Understanding the changes in generated nanotips will help us pick the right combinations of laser parameters to grow the desired amount and kind of nanotips over the large surface area of dielectric targets. Methods The experiments were performed on plain microscopic slide glass with composition of 60% to 75 wt.% SiO2, 5% to 12 wt.% CaO, AZ 628 clinical trial and 12% to 18 wt.% Na2O. A direct-diode-pumped Yb-doped fiber amplifier/oscillator

system (wavelength, λ = 1,030 nm) capable of Crizotinib in vivo delivering a maximum average output of 16 W was used as a femtosecond laser source to irradiate targets with thickness of 0.90 to 1.0 mm.

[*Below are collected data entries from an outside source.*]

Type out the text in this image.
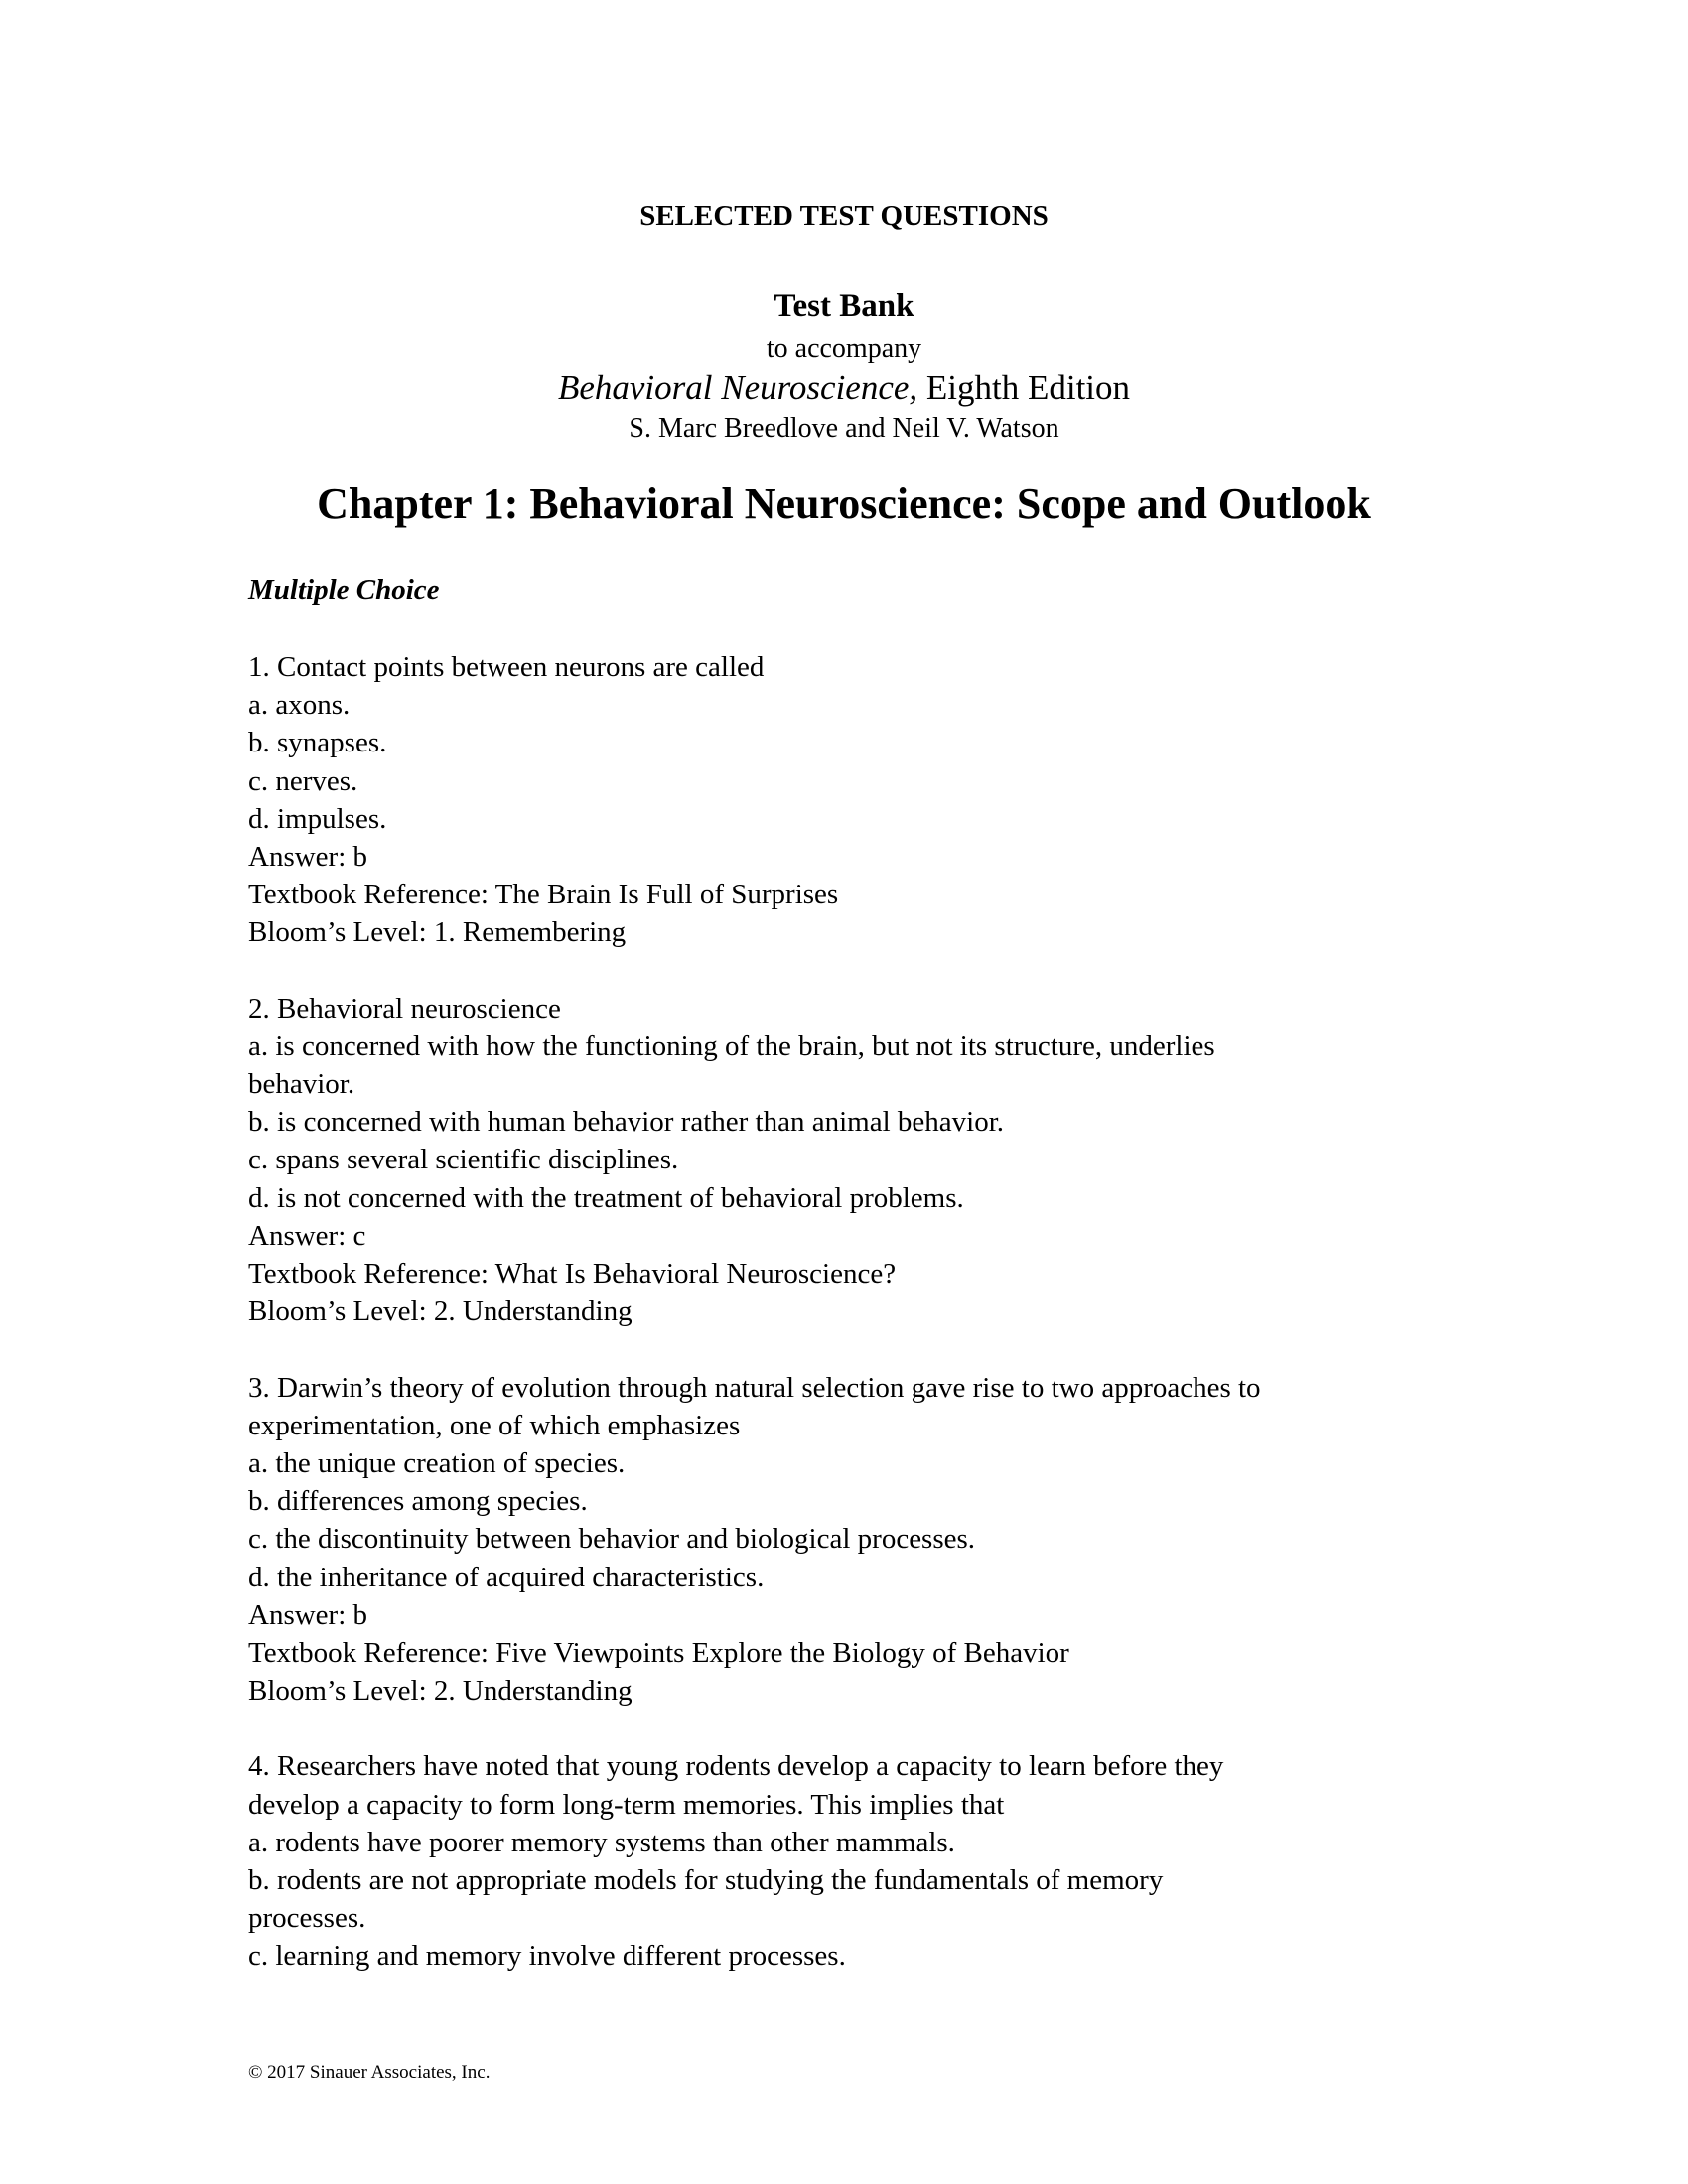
SELECTED TEST QUESTIONS
Test Bank
to accompany
Behavioral Neuroscience, Eighth Edition
S. Marc Breedlove and Neil V. Watson
Chapter 1: Behavioral Neuroscience: Scope and Outlook
Multiple Choice
1. Contact points between neurons are called
a. axons.
b. synapses.
c. nerves.
d. impulses.
Answer: b
Textbook Reference: The Brain Is Full of Surprises
Bloom’s Level: 1. Remembering
2. Behavioral neuroscience
a. is concerned with how the functioning of the brain, but not its structure, underlies
behavior.
b. is concerned with human behavior rather than animal behavior.
c. spans several scientific disciplines.
d. is not concerned with the treatment of behavioral problems.
Answer: c
Textbook Reference: What Is Behavioral Neuroscience?
Bloom’s Level: 2. Understanding
3. Darwin’s theory of evolution through natural selection gave rise to two approaches to
experimentation, one of which emphasizes
a. the unique creation of species.
b. differences among species.
c. the discontinuity between behavior and biological processes.
d. the inheritance of acquired characteristics.
Answer: b
Textbook Reference: Five Viewpoints Explore the Biology of Behavior
Bloom’s Level: 2. Understanding
4. Researchers have noted that young rodents develop a capacity to learn before they
develop a capacity to form long-term memories. This implies that
a. rodents have poorer memory systems than other mammals.
b. rodents are not appropriate models for studying the fundamentals of memory
processes.
c. learning and memory involve different processes.
© 2017 Sinauer Associates, Inc.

The laser intensity profile beam was focused into a spot (full width at half-maximum) diameter of 10 μm on the target surface using a telecentric lens of 100-mm effective focal length. The same setup was used to perform these experiments as reported in a previous paper done by our research group [16]. However, for these experiments, a square bracket was placed in front of the target surface which holds six nozzles providing continuous flow of nitrogen gas. The machining was performed in the form of 26 × 26 arrays of

microholes for various femtosecond laser parameters. We investigated the effect of three different pulse widths (214, 428, and 714 fs) on the generation of nanotips for a repetition rate of 13 MHz at a dwell time of 0.5 ms. The effect of various SB273005 laser Orotidine 5′-phosphate decarboxylase pulse repetition rates (4, 8, and 13 MHz)

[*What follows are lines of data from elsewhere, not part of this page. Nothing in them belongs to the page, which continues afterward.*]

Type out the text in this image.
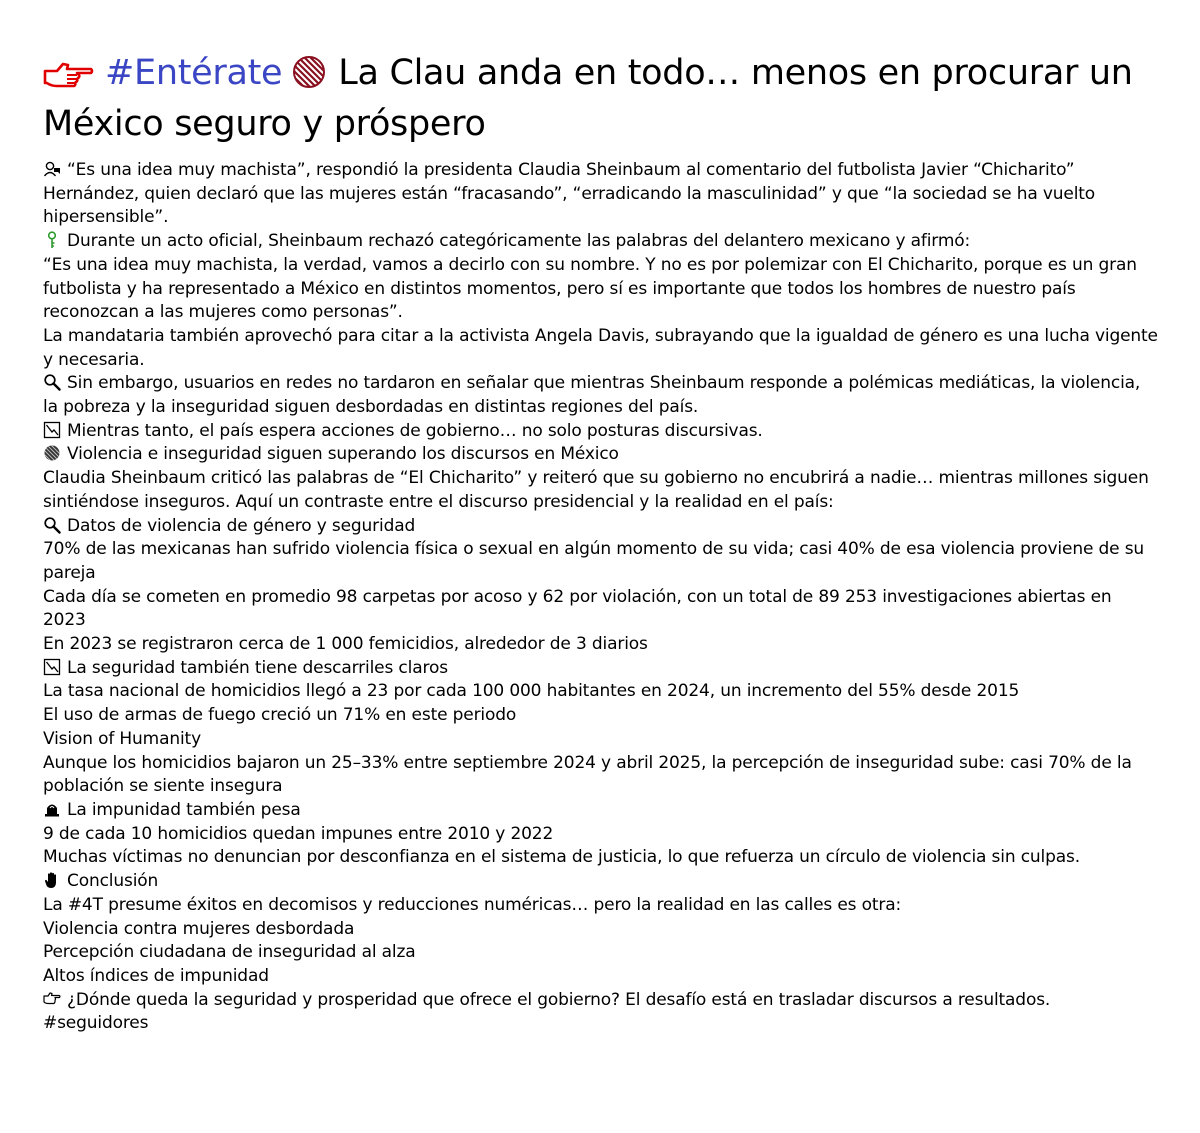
#Entérate La Clau anda en todo… menos en procurar un México seguro y próspero
“Es una idea muy machista”, respondió la presidenta Claudia Sheinbaum al comentario del futbolista Javier “Chicharito” Hernández, quien declaró que las mujeres están “fracasando”, “erradicando la masculinidad” y que “la sociedad se ha vuelto hipersensible”.
Durante un acto oficial, Sheinbaum rechazó categóricamente las palabras del delantero mexicano y afirmó:
“Es una idea muy machista, la verdad, vamos a decirlo con su nombre. Y no es por polemizar con El Chicharito, porque es un gran futbolista y ha representado a México en distintos momentos, pero sí es importante que todos los hombres de nuestro país reconozcan a las mujeres como personas”.
La mandataria también aprovechó para citar a la activista Angela Davis, subrayando que la igualdad de género es una lucha vigente y necesaria.
Sin embargo, usuarios en redes no tardaron en señalar que mientras Sheinbaum responde a polémicas mediáticas, la violencia, la pobreza y la inseguridad siguen desbordadas en distintas regiones del país.
Mientras tanto, el país espera acciones de gobierno… no solo posturas discursivas.
Violencia e inseguridad siguen superando los discursos en México
Claudia Sheinbaum criticó las palabras de “El Chicharito” y reiteró que su gobierno no encubrirá a nadie… mientras millones siguen sintiéndose inseguros. Aquí un contraste entre el discurso presidencial y la realidad en el país:
Datos de violencia de género y seguridad
70% de las mexicanas han sufrido violencia física o sexual en algún momento de su vida; casi 40% de esa violencia proviene de su pareja
Cada día se cometen en promedio 98 carpetas por acoso y 62 por violación, con un total de 89 253 investigaciones abiertas en 2023
En 2023 se registraron cerca de 1 000 femicidios, alrededor de 3 diarios
La seguridad también tiene descarriles claros
La tasa nacional de homicidios llegó a 23 por cada 100 000 habitantes en 2024, un incremento del 55% desde 2015
El uso de armas de fuego creció un 71% en este periodo
Vision of Humanity
Aunque los homicidios bajaron un 25–33% entre septiembre 2024 y abril 2025, la percepción de inseguridad sube: casi 70% de la población se siente insegura
La impunidad también pesa
9 de cada 10 homicidios quedan impunes entre 2010 y 2022
Muchas víctimas no denuncian por desconfianza en el sistema de justicia, lo que refuerza un círculo de violencia sin culpas.
Conclusión
La #4T presume éxitos en decomisos y reducciones numéricas… pero la realidad en las calles es otra:
Violencia contra mujeres desbordada
Percepción ciudadana de inseguridad al alza
Altos índices de impunidad
¿Dónde queda la seguridad y prosperidad que ofrece el gobierno? El desafío está en trasladar discursos a resultados.
#seguidores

and different dwell times was also investigated on glass samples. All the aforementioned experiments were done by circular polarization of laser pulses. We also examined how different (linear, p-) polarizations would change the growth of nanotips on the target surface. The linear (p-) polarization of the beam was achieved by placing a half-wave plate in front of the focusing lens. The laser-irradiated glass samples have been analyzed by SEM. Results and discussion It is found that laser conditions have great effect on the nanotip growth. They control the population and the shape of the synthesized nanotips. Table 1 summarizes the observations. Table 1 Summary of effects of laser conditions to tip growth Laser parameters Effects on nanotip growth Pulse width Short pulses yield narrow long tips Repetition rate Higher repetition rate promotes the growth of dense, oriented narrow nanotips Dwell time Longer dwell time increases the population of nanotips. However, beyond an optimum dwell time, over heating will remelt the newly formed nanotips Polarization Linear (p-) polarization increases the population of nanotips Effect of pulse width There are two mechanisms responsible for laser-induced optical breakdown of materials: multiphoton absorption and avalanche ionization.